As somebody did the duty, he and Phury made a slow pace toward a snowbank that would have been a short leap to get over pre-impact, but now presented itself as a Mini-Everest. On the far side of their ascent and descent, Murhder needed to breathe through the pain for a minute before they could continue.

When they resumed their progress, moving toward the elegant house’s shoveled walkway, he was acutely aware that no one was speaking. No one was touching him, other than that which was medically required. No one was too close.

And they all had their hands on a weapon that was discreetly held by the thigh. Some were guns, some were those black daggers that he had once had strapped to his own chest.

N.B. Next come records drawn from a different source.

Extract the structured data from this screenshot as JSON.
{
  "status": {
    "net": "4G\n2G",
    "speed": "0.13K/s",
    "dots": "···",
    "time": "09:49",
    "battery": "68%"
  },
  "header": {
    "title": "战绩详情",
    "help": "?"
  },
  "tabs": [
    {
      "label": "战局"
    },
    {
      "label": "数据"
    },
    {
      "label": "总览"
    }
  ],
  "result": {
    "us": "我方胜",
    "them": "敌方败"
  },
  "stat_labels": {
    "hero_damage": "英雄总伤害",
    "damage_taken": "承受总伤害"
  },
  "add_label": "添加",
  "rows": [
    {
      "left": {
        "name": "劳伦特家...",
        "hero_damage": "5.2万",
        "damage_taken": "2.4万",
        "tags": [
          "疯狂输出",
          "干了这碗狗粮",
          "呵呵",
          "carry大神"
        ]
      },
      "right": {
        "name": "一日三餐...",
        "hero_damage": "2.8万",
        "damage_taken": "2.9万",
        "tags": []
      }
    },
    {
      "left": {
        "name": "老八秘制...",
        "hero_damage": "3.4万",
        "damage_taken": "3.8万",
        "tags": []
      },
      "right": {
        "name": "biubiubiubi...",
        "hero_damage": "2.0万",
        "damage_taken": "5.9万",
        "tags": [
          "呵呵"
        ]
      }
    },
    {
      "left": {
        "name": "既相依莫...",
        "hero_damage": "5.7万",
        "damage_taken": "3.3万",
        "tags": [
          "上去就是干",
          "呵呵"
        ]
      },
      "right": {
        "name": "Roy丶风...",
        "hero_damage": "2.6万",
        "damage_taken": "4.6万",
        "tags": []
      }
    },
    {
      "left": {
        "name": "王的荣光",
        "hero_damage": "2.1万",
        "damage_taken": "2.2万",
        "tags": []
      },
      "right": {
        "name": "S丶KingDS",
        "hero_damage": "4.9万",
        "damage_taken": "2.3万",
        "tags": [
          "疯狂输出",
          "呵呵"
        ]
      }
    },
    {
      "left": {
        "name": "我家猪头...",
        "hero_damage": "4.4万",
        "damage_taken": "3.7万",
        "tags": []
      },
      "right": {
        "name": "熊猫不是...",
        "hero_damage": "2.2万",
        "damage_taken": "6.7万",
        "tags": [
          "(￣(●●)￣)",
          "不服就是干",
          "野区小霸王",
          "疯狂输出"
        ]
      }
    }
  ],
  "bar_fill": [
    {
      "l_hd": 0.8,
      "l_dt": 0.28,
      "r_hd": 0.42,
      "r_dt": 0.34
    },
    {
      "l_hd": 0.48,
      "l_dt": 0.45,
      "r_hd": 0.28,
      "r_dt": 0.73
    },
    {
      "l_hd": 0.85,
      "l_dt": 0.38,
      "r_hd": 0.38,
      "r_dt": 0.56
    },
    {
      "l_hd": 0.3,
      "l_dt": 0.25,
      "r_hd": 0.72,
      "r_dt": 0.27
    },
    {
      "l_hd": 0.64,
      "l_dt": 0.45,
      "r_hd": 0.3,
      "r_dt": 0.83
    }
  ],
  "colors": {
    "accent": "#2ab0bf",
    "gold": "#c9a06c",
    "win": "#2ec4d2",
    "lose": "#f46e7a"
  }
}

Jeez, you go rogue once and slaughter a bunch of humans after they torture your girlfriend, and suddenly you’re a leaper.

Up the front walk that had been cleared and de-iced with rock salt, the wind that whistled through bare branches making him want to cover his ears. The pitch was too close to that scream he heard all the time in his head.

Up steps that had been de-iced as well. Onto a porch that was long as the front of the mansion and bare of fine wicker furniture, no doubt in deference to the inclement weather.

Now they were at the broad front door, which he could recall going in and out of countless times with Darius.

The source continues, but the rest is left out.